What to review. Only changed files. Full repo scans on every PR are too costly. Filter by extension: exclude .md, .json, and config files.

How to manage cost. One diff per API call. With 10 files in a PR, that’s 10 calls at ~2000 tokens each. With claude-sonnet-4 — roughly $0.10–0.15 per average PR. One hour of a human reviewer costs $50–100.

Whether to block merges. At the start — no. AI review as an informational comment. After calibration (2–4 weeks), you can enable blocking for Correctness and Security at severity >= High.

False positives. They will happen. Typical AI code review accuracy is 70–80%. Of 10 comments, 2–3 are irrelevant. This is acceptable if the review saves time on the remaining 7–8. To reduce false positives, add project context to the prompt: conventions, common patterns, architectural decisions.
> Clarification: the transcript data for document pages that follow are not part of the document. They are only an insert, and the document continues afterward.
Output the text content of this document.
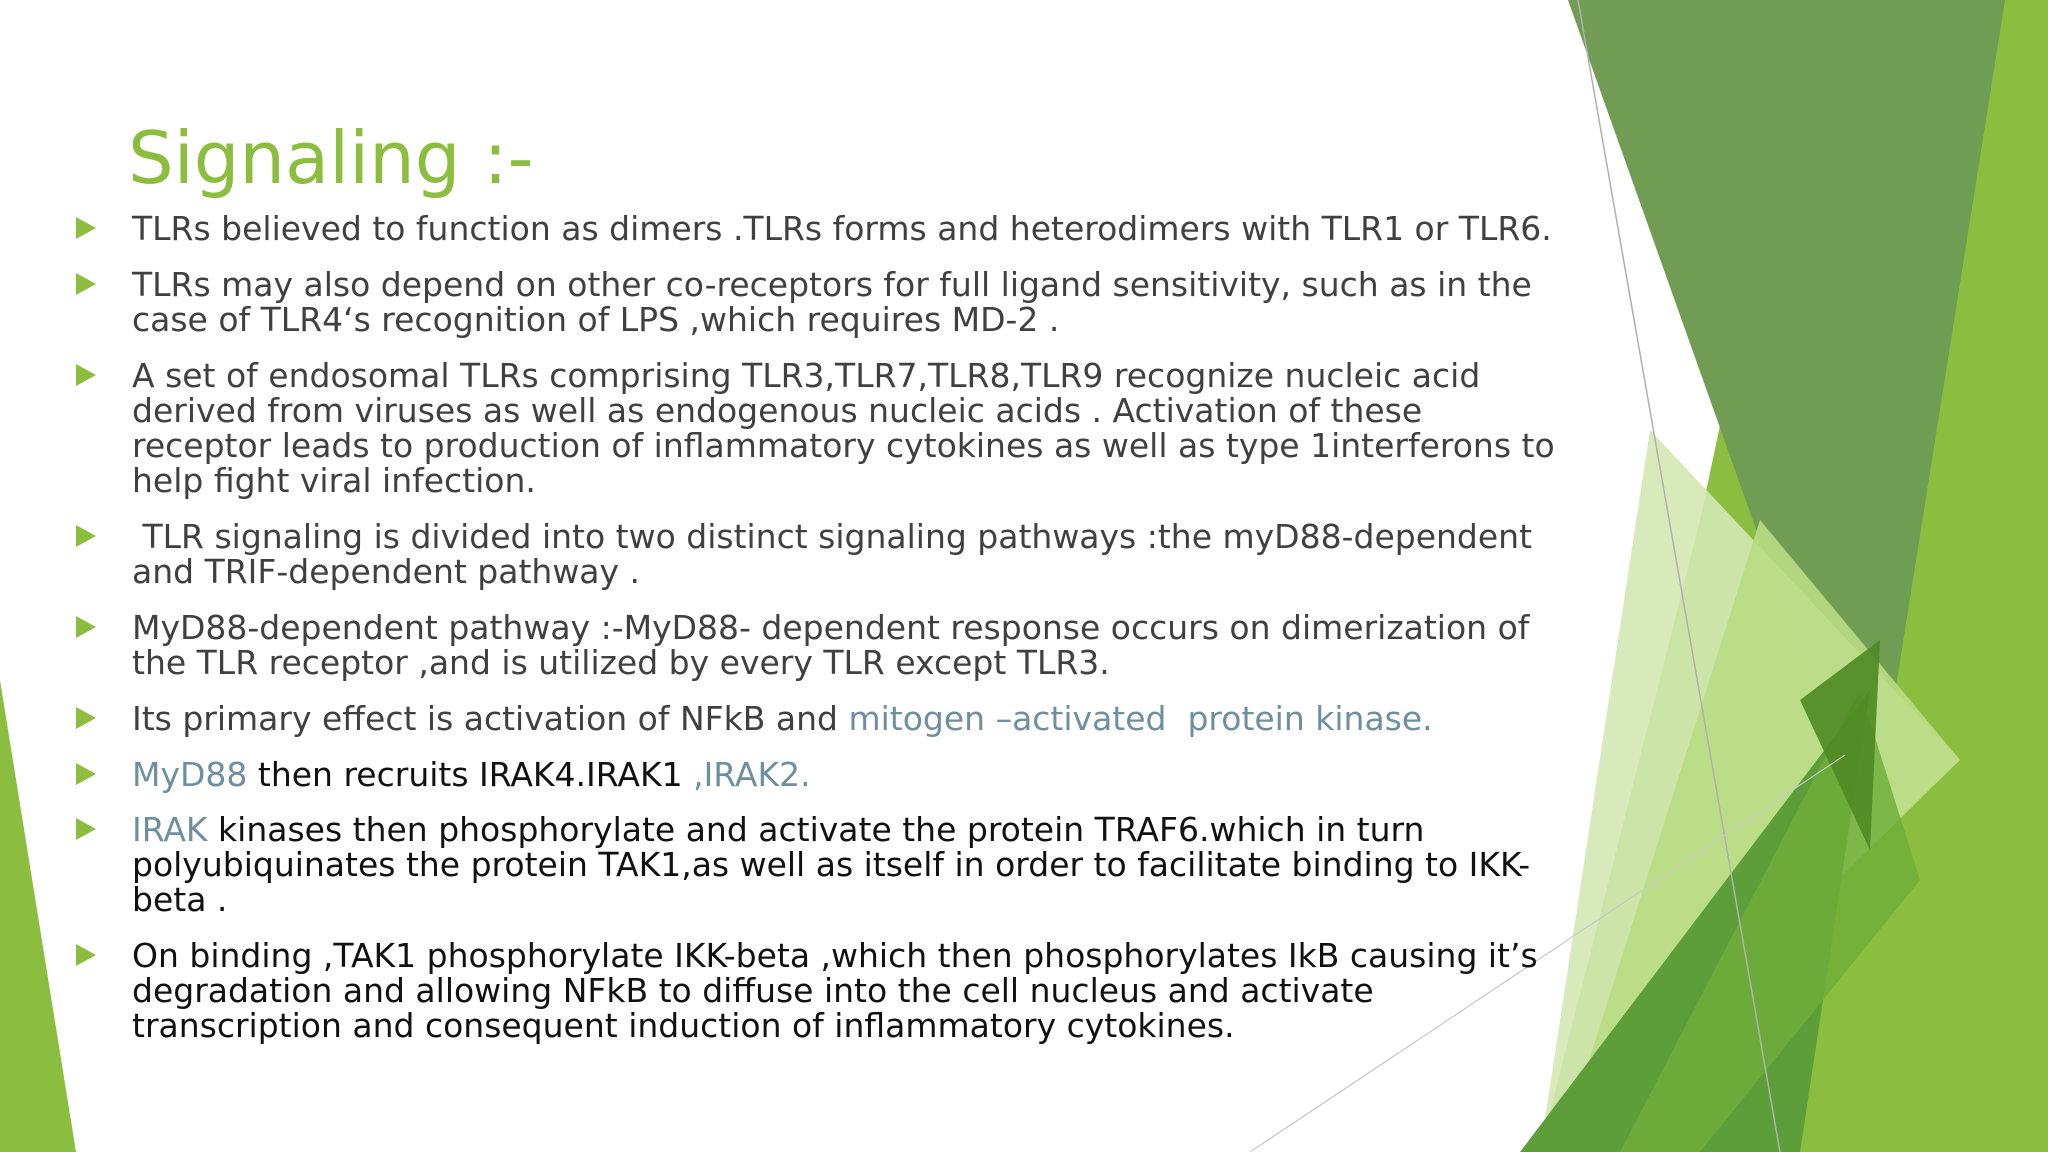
Signaling :-
TLRs believed to function as dimers .TLRs forms and heterodimers with TLR1 or TLR6.
TLRs may also depend on other co-receptors for full ligand sensitivity, such as in the case of TLR4‘s recognition of LPS ,which requires MD-2 .
A set of endosomal TLRs comprising TLR3,TLR7,TLR8,TLR9 recognize nucleic acid derived from viruses as well as endogenous nucleic acids . Activation of these receptor leads to production of inflammatory cytokines as well as type 1interferons to help fight viral infection.
TLR signaling is divided into two distinct signaling pathways :the myD88-dependent and TRIF-dependent pathway .
MyD88-dependent pathway :-MyD88- dependent response occurs on dimerization of the TLR receptor ,and is utilized by every TLR except TLR3.
Its primary effect is activation of NFkB and mitogen –activated  protein kinase.
MyD88 then recruits IRAK4.IRAK1 ,IRAK2.
IRAK kinases then phosphorylate and activate the protein TRAF6.which in turn polyubiquinates the protein TAK1,as well as itself in order to facilitate binding to IKK-beta .
On binding ,TAK1 phosphorylate IKK-beta ,which then phosphorylates IkB causing it’s degradation and allowing NFkB to diffuse into the cell nucleus and activate transcription and consequent induction of inflammatory cytokines.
AI Review Effectiveness Metrics

Metric	How to measure	Target
True Positive Rate	Accepted comments / All comments	> 70%
Blocked Bugs	Bugs caught by AI before merge	Grows over time
Time to Review	Time from PR to first comment	< 5 minutes
Cost per PR	API call cost per PR	< $0.10
Human Review Time	Manual review time after AI	Drops by 30–50%

Track data from day one. Within a month, you’ll know which categories yield the most findings and which prompts need refinement.

Getting Started

Week 1. Take the Correctness prompt. Manually run the last 5 PRs from your team through Claude or GPT. Record how many findings matched what the human reviewer caught (or missed).

Week 2. Add the Security prompt. Compare findings with SAST tools (Semgrep, CodeQL). LLMs often catch logical vulnerabilities that SAST misses, but miss pattern-based ones that SAST finds reliably. They complement each other.

Week 3. Set up the CI pipeline. Start with one repository, one language. PR comment without blocking.

Week 4. Calculate metrics. True Positive Rate below 50%? Refine prompts, add project context. Above 70%? Enable blocking for Critical/High.

Four categories in a fixed order. A separate pass for each. A prompt that forbids commenting on other categories. That’s enough to catch most defects before merge.